Quando falamos em enfermaria, nos referimos a um setor de internação sem monitoração contínua dos parâmetros vitais e sem a presença constante do médico. Isso independe da quantidade de leitos por quarto, a despeito dos aspectos mercantis muitas vezes associados a essa definição (um apartamento particular em um hospital de luxo continua sendo, do ponto de vista médico, “enfermaria”).
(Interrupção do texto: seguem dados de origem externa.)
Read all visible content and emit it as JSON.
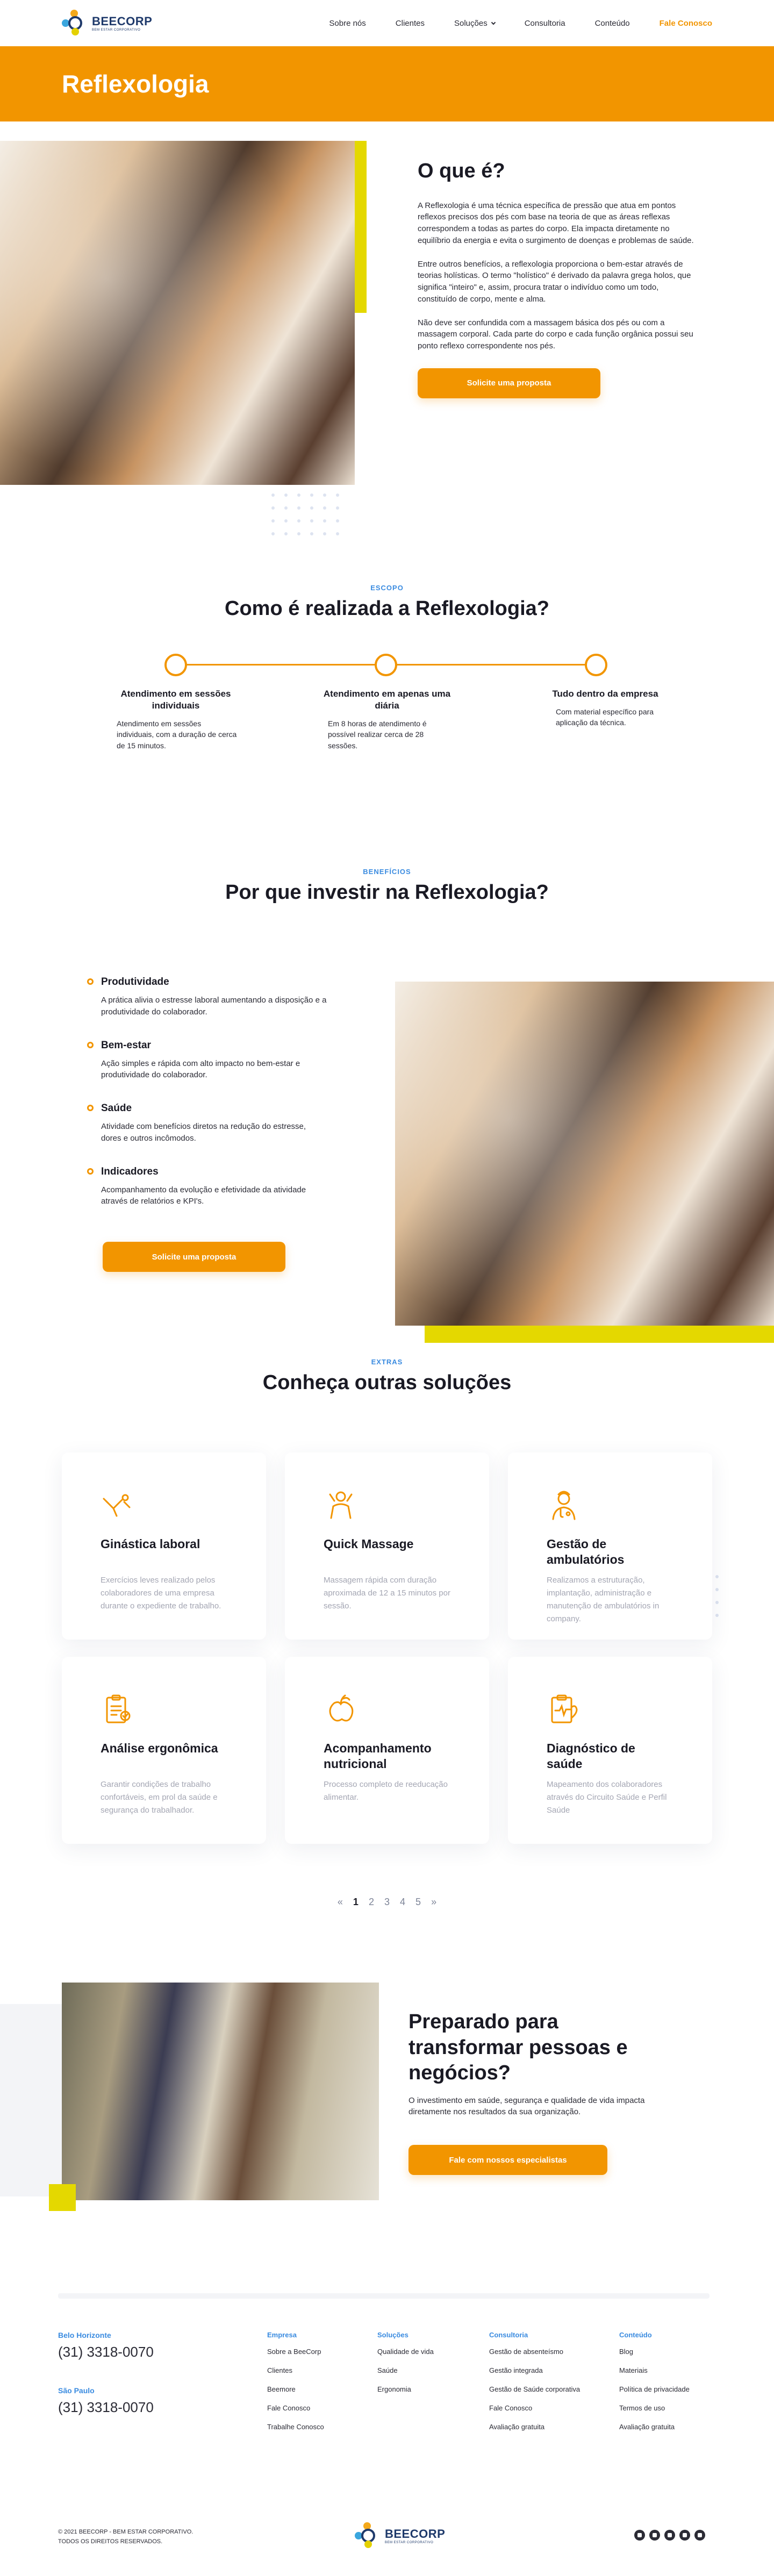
{
  "brand": {
    "name": "BEECORP",
    "tagline": "BEM ESTAR CORPORATIVO"
  },
  "nav": {
    "items": [
      "Sobre nós",
      "Clientes",
      "Soluções",
      "Consultoria",
      "Conteúdo"
    ],
    "cta": "Fale Conosco"
  },
  "hero": {
    "title": "Reflexologia"
  },
  "whatis": {
    "title": "O que é?",
    "paragraphs": [
      "A Reflexologia é uma técnica específica de pressão que atua em pontos reflexos precisos dos pés com base na teoria de que as áreas reflexas correspondem a todas as partes do corpo. Ela impacta diretamente no equilíbrio da energia e evita o surgimento de doenças e problemas de saúde.",
      "Entre outros benefícios, a reflexologia proporciona o bem-estar através de teorias holísticas. O termo \"holístico\" é derivado da palavra grega holos, que significa \"inteiro\" e, assim, procura tratar o indivíduo como um todo, constituído de corpo, mente e alma.",
      "Não deve ser confundida com a massagem básica dos pés ou com a massagem corporal. Cada parte do corpo e cada função orgânica possui seu ponto reflexo correspondente nos pés."
    ],
    "button": "Solicite uma proposta"
  },
  "escopo": {
    "eyebrow": "ESCOPO",
    "title": "Como é realizada a Reflexologia?",
    "steps": [
      {
        "title": "Atendimento em sessões individuais",
        "text": "Atendimento em sessões individuais, com a duração de cerca de 15 minutos."
      },
      {
        "title": "Atendimento em apenas uma diária",
        "text": "Em 8 horas de atendimento é possível realizar cerca de 28 sessões."
      },
      {
        "title": "Tudo dentro da empresa",
        "text": "Com material específico para aplicação da técnica."
      }
    ]
  },
  "beneficios": {
    "eyebrow": "BENEFÍCIOS",
    "title": "Por que investir na Reflexologia?",
    "items": [
      {
        "title": "Produtividade",
        "text": "A prática alivia o estresse laboral aumentando a disposição e a produtividade do colaborador."
      },
      {
        "title": "Bem-estar",
        "text": "Ação simples e rápida com alto impacto no bem-estar e produtividade do colaborador."
      },
      {
        "title": "Saúde",
        "text": "Atividade com benefícios diretos na redução do estresse, dores e outros incômodos."
      },
      {
        "title": "Indicadores",
        "text": "Acompanhamento da evolução e efetividade da atividade através de relatórios e KPI's."
      }
    ],
    "button": "Solicite uma proposta"
  },
  "extras": {
    "eyebrow": "EXTRAS",
    "title": "Conheça outras soluções",
    "cards": [
      {
        "icon": "gym-icon",
        "title": "Ginástica laboral",
        "text": "Exercícios leves realizado pelos colaboradores de uma empresa durante o expediente de trabalho."
      },
      {
        "icon": "massage-icon",
        "title": "Quick  Massage",
        "text": "Massagem rápida com duração aproximada de 12 a 15 minutos por sessão."
      },
      {
        "icon": "doctor-icon",
        "title": "Gestão de ambulatórios",
        "text": "Realizamos a estruturação, implantação, administração e manutenção de ambulatórios in company."
      },
      {
        "icon": "clipboard-icon",
        "title": "Análise ergonômica",
        "text": "Garantir condições de trabalho confortáveis, em prol da saúde e segurança do trabalhador."
      },
      {
        "icon": "nutrition-icon",
        "title": "Acompanhamento nutricional",
        "text": "Processo completo de reeducação alimentar."
      },
      {
        "icon": "health-diagnosis-icon",
        "title": "Diagnóstico de saúde",
        "text": "Mapeamento dos colaboradores através do Circuito Saúde e Perfil Saúde"
      }
    ],
    "pager": {
      "prev": "«",
      "pages": [
        "1",
        "2",
        "3",
        "4",
        "5"
      ],
      "next": "»"
    }
  },
  "cta": {
    "title": "Preparado para transformar pessoas e negócios?",
    "text": "O investimento em saúde, segurança e qualidade de vida impacta diretamente nos resultados da sua organização.",
    "button": "Fale com nossos especialistas"
  },
  "footer": {
    "contacts": [
      {
        "city": "Belo Horizonte",
        "phone": "(31) 3318-0070"
      },
      {
        "city": "São Paulo",
        "phone": "(31) 3318-0070"
      }
    ],
    "columns": [
      {
        "title": "Empresa",
        "links": [
          "Sobre a BeeCorp",
          "Clientes",
          "Beemore",
          "Fale Conosco",
          "Trabalhe Conosco"
        ]
      },
      {
        "title": "Soluções",
        "links": [
          "Qualidade de vida",
          "Saúde",
          "Ergonomia"
        ]
      },
      {
        "title": "Consultoria",
        "links": [
          "Gestão de absenteísmo",
          "Gestão integrada",
          "Gestão de Saúde corporativa",
          "Fale Conosco",
          "Avaliação gratuita"
        ]
      },
      {
        "title": "Conteúdo",
        "links": [
          "Blog",
          "Materiais",
          "Política de privacidade",
          "Termos de uso",
          "Avaliação gratuita"
        ]
      }
    ],
    "copyright_1": "© 2021 BEECORP - BEM ESTAR CORPORATIVO.",
    "copyright_2": "TODOS OS DIREITOS RESERVADOS.",
    "socials": [
      "linkedin-icon",
      "instagram-icon",
      "youtube-icon",
      "twitter-icon",
      "facebook-icon"
    ]
  }
}
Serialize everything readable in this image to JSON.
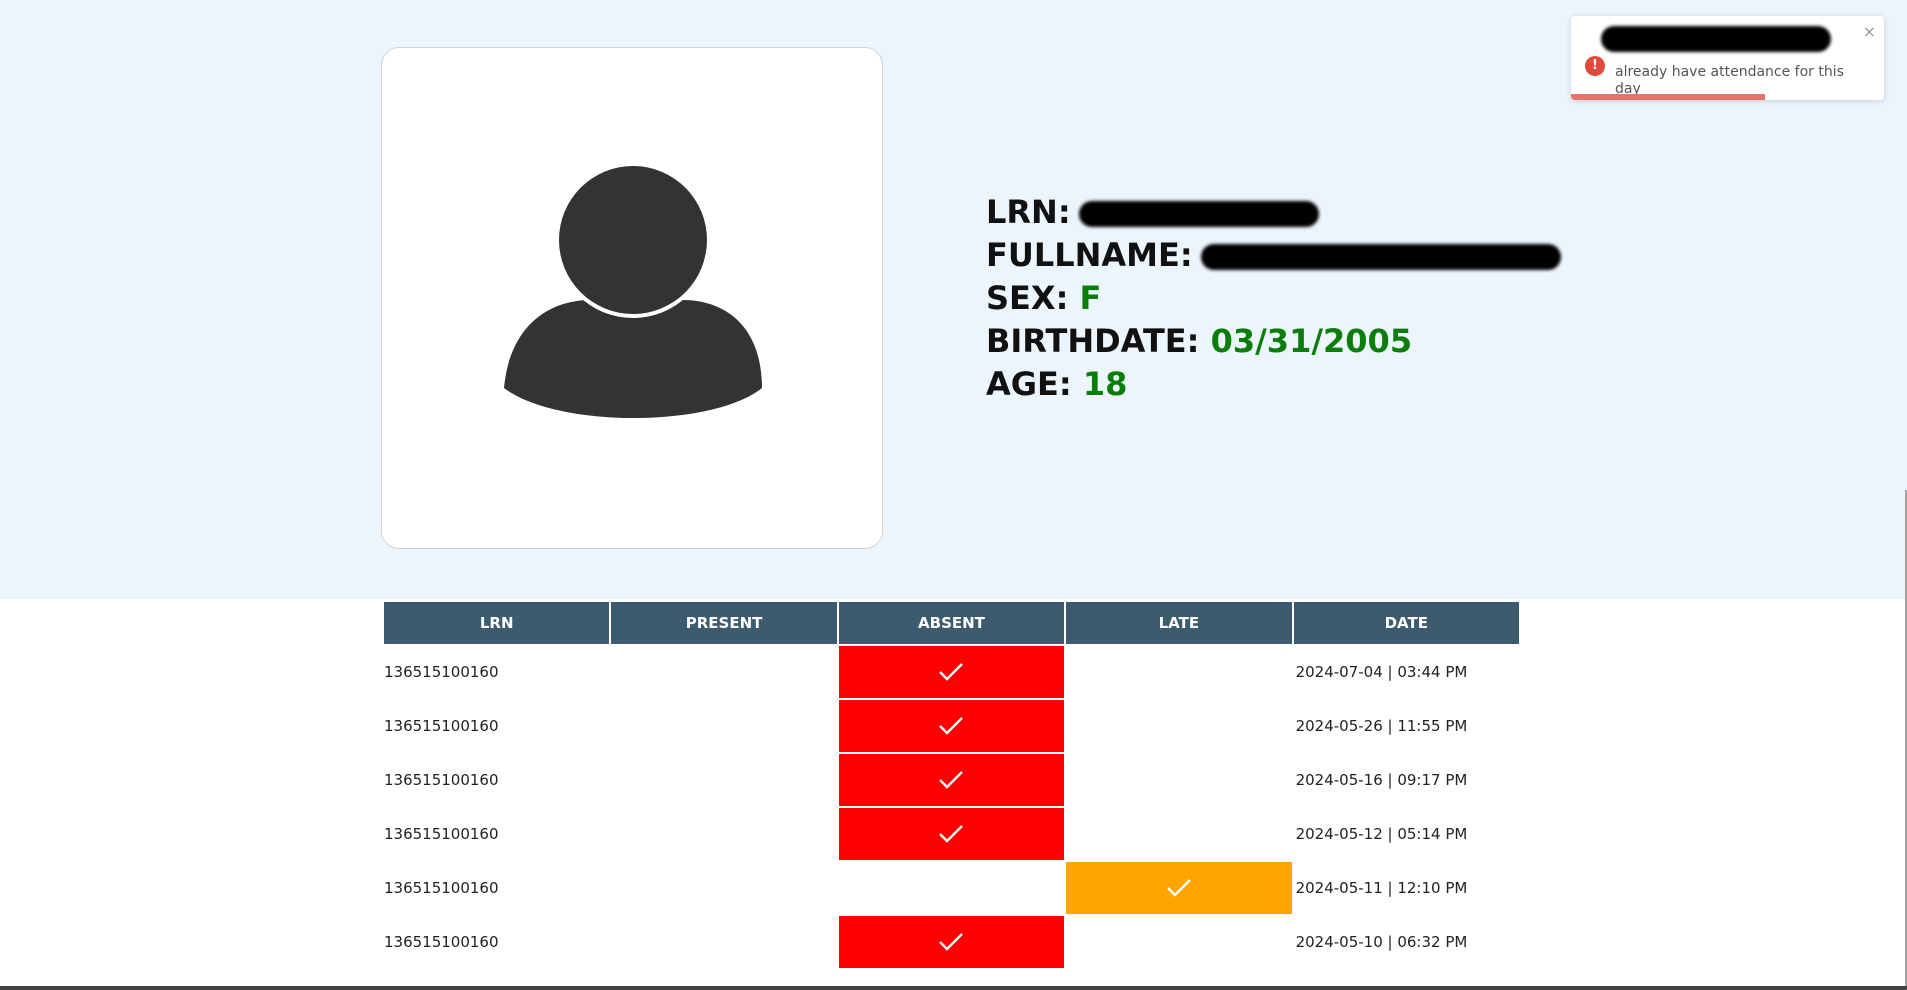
{
  "student": {
    "lrn_label": "LRN:",
    "fullname_label": "FULLNAME:",
    "sex_label": "SEX:",
    "sex_value": "F",
    "birthdate_label": "BIRTHDATE:",
    "birthdate_value": "03/31/2005",
    "age_label": "AGE:",
    "age_value": "18"
  },
  "toast": {
    "message": "already have attendance for this day",
    "close_glyph": "×",
    "icon_glyph": "!",
    "progress": 0.62,
    "type": "error",
    "colors": {
      "icon": "#e04a3b",
      "progress": "#e8726a"
    }
  },
  "table": {
    "headers": [
      "LRN",
      "PRESENT",
      "ABSENT",
      "LATE",
      "DATE"
    ],
    "rows": [
      {
        "lrn": "136515100160",
        "status": "absent",
        "date": "2024-07-04 | 03:44 PM"
      },
      {
        "lrn": "136515100160",
        "status": "absent",
        "date": "2024-05-26 | 11:55 PM"
      },
      {
        "lrn": "136515100160",
        "status": "absent",
        "date": "2024-05-16 | 09:17 PM"
      },
      {
        "lrn": "136515100160",
        "status": "absent",
        "date": "2024-05-12 | 05:14 PM"
      },
      {
        "lrn": "136515100160",
        "status": "late",
        "date": "2024-05-11 | 12:10 PM"
      },
      {
        "lrn": "136515100160",
        "status": "absent",
        "date": "2024-05-10 | 06:32 PM"
      }
    ],
    "colors": {
      "header": "#3d5b6e",
      "absent": "#ff0000",
      "late": "#ffa500",
      "value_green": "#0a7d0a"
    }
  },
  "icons": {
    "avatar": "user-silhouette-icon",
    "check": "checkmark-icon"
  }
}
Nas unidades de terapia intensiva, que atendem a doentes gravemente enfermos ou potencialmente instáveis, há a presença constante do médico, monitoração contínua e maior proporção de outros profissionais de saúde e outros recursos.
O pronto-socorro, este antro de estresse, conflitos, pacientes pitizando, acompanhantes surtados e ameaças de processo, mereceria um texto próprio, tamanha a confusão gerada pela sua procura indevida e por demandas impróprias baseadas em ignorância e egoísmo.
Adiantando o que todos os médicos gostariam que o mundo soubesse: o pronto-socorro serve para atender casos potencialmente graves, de doenças agudas (de instalação muito recente), com risco de morte ou algum grau de incapacidade.
Ao procurarmos o PS para “ver como está o diabetes” (“à noite, porque a fila é menor”), “fazer check-up”, investigar aquela dor nas costas que nos incomoda há um mês e meio (e hoje, às três da manhã, decidimos que “não aguentamos mais”), pedir atestado para matar o trabalho ou “aproveitar que viemos trazer nosso filho e já ‘dar uma olhada’ nessa manchinha que apareceu na pele”, certamente estamos reduzindo as chances de vida do camarada que está infartando em silêncio ao nosso lado e vai ter que esperar (preciosos) minutos a mais por nossa causa.
Por isso, no Pronto Socorro, o atendimento deve ser o mais rápido e objetivo possível, com história e exame clínico focados na queixa principal, assim como a solicitação de exames complementares – que devem ter indicação clara de acordo com as hipóteses diagnósticas. (Não, não dá pra “aproveitar e já ver como anda o colesterol”).
Se o médico investigar cada pequena queixa e der espaço a essas demandas impróprias, alongando a consulta e aumentando o tempo de espera, ele não está sendo atencioso e prestativo, mas sim protagonizando má-prática médica. Está fazendo errado (além de validar a desinformação e o uso indevido dos recursos).
E, sim, é consenso entre médicos e outros profissionais de saúde que os pacientes mais irritadiços e revoltados com o tempo de espera e com a brevidade do atendimento são os que têm maior probabilidade de não estarem doentes, e/ou terem procurado o PS indevidamente, por afecções sem o menor sinal de gravidade ou por interesses escusos. Com alta sensibilidade e especificidade.
LUCAS PEDRUCCI
Gaúcho expatriado, Lucas Pedrucci é pianista aposentado, jogador de rugby em fim de carreira, ex-oficial da FAB, paraquedista das categorias de base e meditante wannabe. Seu principal hobby é a Medicina, que estudou na USP e tem praticado no Hospital das Clínicas.